Its strong growth reflects a very strong interest on the part of Muslim populations, who have previously been underserved, but also the very strong growth in a number of jurisdictions, where Islamic finance that already existed.
But Islamic finance isn’t growing just in the Muslim world, there’s strong interest on the part of advanced economies.
We see particularly Sukuk as an opportunity to tap the large pool of savings an interest in Shariah-compliant instruments.
3- Islamic finance offers possible economic benefits
Well, in the stability front, the Islamic finance has the advantage of being asset backed, which makes it inherently less risky than conventional finance.

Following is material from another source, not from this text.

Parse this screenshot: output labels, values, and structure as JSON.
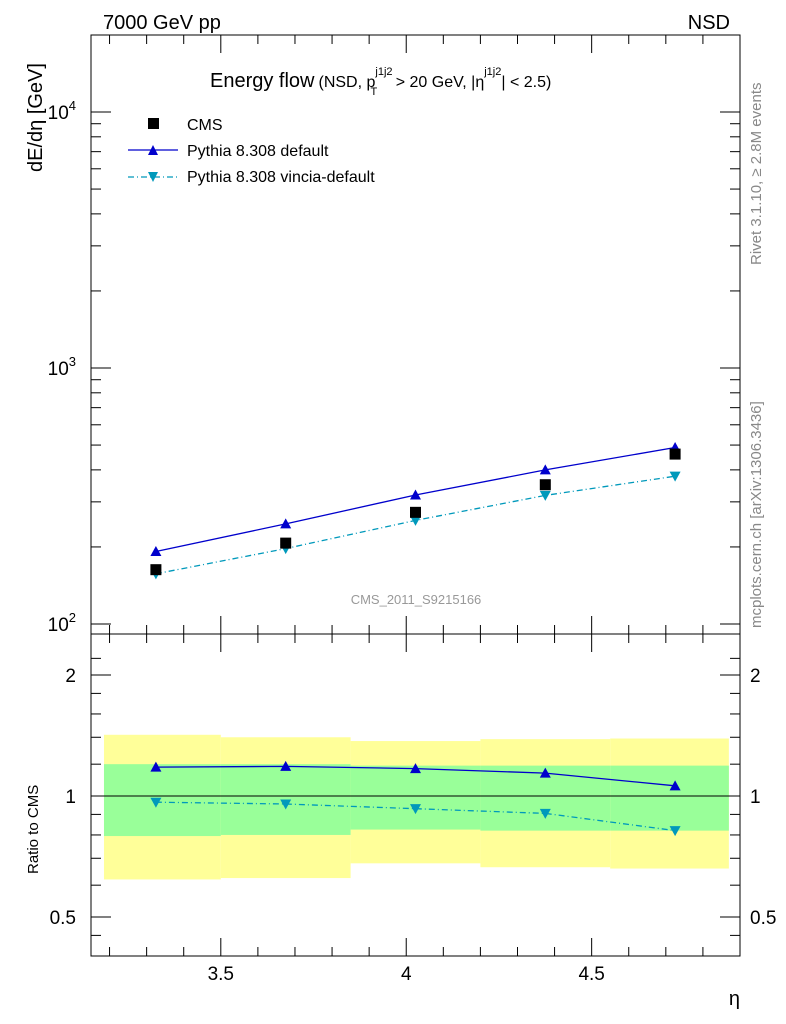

And in terms of growth, it serves growth in two dimensions:
First, it provides greater access to banking to the Muslim population, who have previously been underserved by conventional banks.
And by tapping a larger pool of savings, this unleashes greater potential for funding of growth-enhancing investment
4- Islamic Finance still faces many challenges
Islamic finance holds great promise for promoting macroeconomic stability and financial stability.
But to fulfill these promises, three prerequisites really need to be filled:
1. While standards and codes for the application of Islamic finance have been defined, these need to be deepened and applied in more consistent manner, both nationally and internationally. And this becomes much more important as Islamic finance and Islamic institutions become more important and more systemic
2. It’s essential for Shariah-compliant money markets to be developed. This will allow Islamic banks to manage their liquidity in a more effective way and free up resources for them to invest in growth-enhancing projects.
3. There is a vital need for institutional reforms in the areas of tax policy, legal reforms, and capital market development, which will be needed for Islamic finance to fulfill its promise.